| From: | Heikki Linnakangas <hlinnaka(at)iki(dot)fi> |
|---|---|
| To: | Chao Li <li(dot)evan(dot)chao(at)gmail(dot)com> |
| Cc: | "pgsql-hackers(at)postgresql(dot)org" <pgsql-hackers(at)postgresql(dot)org> |
| Subject: | Re: Refactor recovery conflict signaling a little |
| Date: | 2026-02-03 13:31:36 |
| Message-ID: | 81b2c9a1-6d75-4ba9-894c-fd66c9036d99@iki.fi |
| Views: | Whole Thread | Raw Message | Download mbox | Resend email |
| Thread: | |
| Lists: | pgsql-hackers |
Thanks for the review!
On 23/01/2026 04:41, Chao Li wrote:
>> On Jan 23, 2026, at 07:20, Heikki Linnakangas <hlinnaka(at)iki(dot)fi> wrote:
>> Patch 0001: Remove useless errdetail_abort()

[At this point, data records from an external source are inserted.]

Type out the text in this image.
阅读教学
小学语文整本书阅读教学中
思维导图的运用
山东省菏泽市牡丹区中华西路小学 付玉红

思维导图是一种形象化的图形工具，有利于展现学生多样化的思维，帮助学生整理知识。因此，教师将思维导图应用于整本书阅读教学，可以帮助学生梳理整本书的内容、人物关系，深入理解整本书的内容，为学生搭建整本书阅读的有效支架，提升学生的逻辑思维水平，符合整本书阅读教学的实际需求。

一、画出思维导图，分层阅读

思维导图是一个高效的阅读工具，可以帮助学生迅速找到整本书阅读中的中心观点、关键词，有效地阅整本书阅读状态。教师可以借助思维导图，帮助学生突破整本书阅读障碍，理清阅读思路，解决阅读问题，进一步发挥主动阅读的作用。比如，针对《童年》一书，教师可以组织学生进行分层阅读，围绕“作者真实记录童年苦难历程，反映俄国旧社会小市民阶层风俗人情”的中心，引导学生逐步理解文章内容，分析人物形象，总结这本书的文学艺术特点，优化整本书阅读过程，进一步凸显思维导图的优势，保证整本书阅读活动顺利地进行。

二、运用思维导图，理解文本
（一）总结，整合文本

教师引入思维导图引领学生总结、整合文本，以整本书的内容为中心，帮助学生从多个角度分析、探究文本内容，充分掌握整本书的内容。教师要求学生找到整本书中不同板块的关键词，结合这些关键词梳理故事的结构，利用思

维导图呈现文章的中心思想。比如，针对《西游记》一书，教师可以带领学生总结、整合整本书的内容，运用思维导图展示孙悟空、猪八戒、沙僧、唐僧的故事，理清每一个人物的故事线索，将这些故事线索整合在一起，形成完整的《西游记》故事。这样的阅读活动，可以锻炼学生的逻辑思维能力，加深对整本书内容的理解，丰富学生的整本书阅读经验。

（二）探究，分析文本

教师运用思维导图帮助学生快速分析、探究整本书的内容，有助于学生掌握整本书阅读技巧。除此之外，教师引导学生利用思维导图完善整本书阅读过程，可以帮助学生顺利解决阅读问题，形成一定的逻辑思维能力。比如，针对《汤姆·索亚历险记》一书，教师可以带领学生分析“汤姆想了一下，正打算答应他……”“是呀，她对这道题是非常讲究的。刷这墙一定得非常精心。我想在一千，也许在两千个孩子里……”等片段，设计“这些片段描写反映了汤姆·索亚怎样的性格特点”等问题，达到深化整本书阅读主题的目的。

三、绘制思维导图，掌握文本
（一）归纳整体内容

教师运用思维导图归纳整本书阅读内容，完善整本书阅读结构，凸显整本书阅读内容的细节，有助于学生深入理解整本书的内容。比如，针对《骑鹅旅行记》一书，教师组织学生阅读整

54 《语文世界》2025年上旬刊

>> --------------------------------------------
>>
>> ...
>>
>> Has anyone seen the "DETAIL: Abort reason: recovery conflict" in recent years, or ever? If not, let's rip it out.
>
> I did a Google search and couldn't find any post reporting the message, which seems to prove that message can be removed.
>
>> 0002: Don't hint that you can reconnect when the database is dropped
>> --------------------------------------------------------------------
>>
>> If you're connected to a database is being dropped, during recovery, you get an error like this:
>>
>> FATAL: terminating connection due to conflict with recovery
>> DETAIL: User was connected to a database that must be dropped.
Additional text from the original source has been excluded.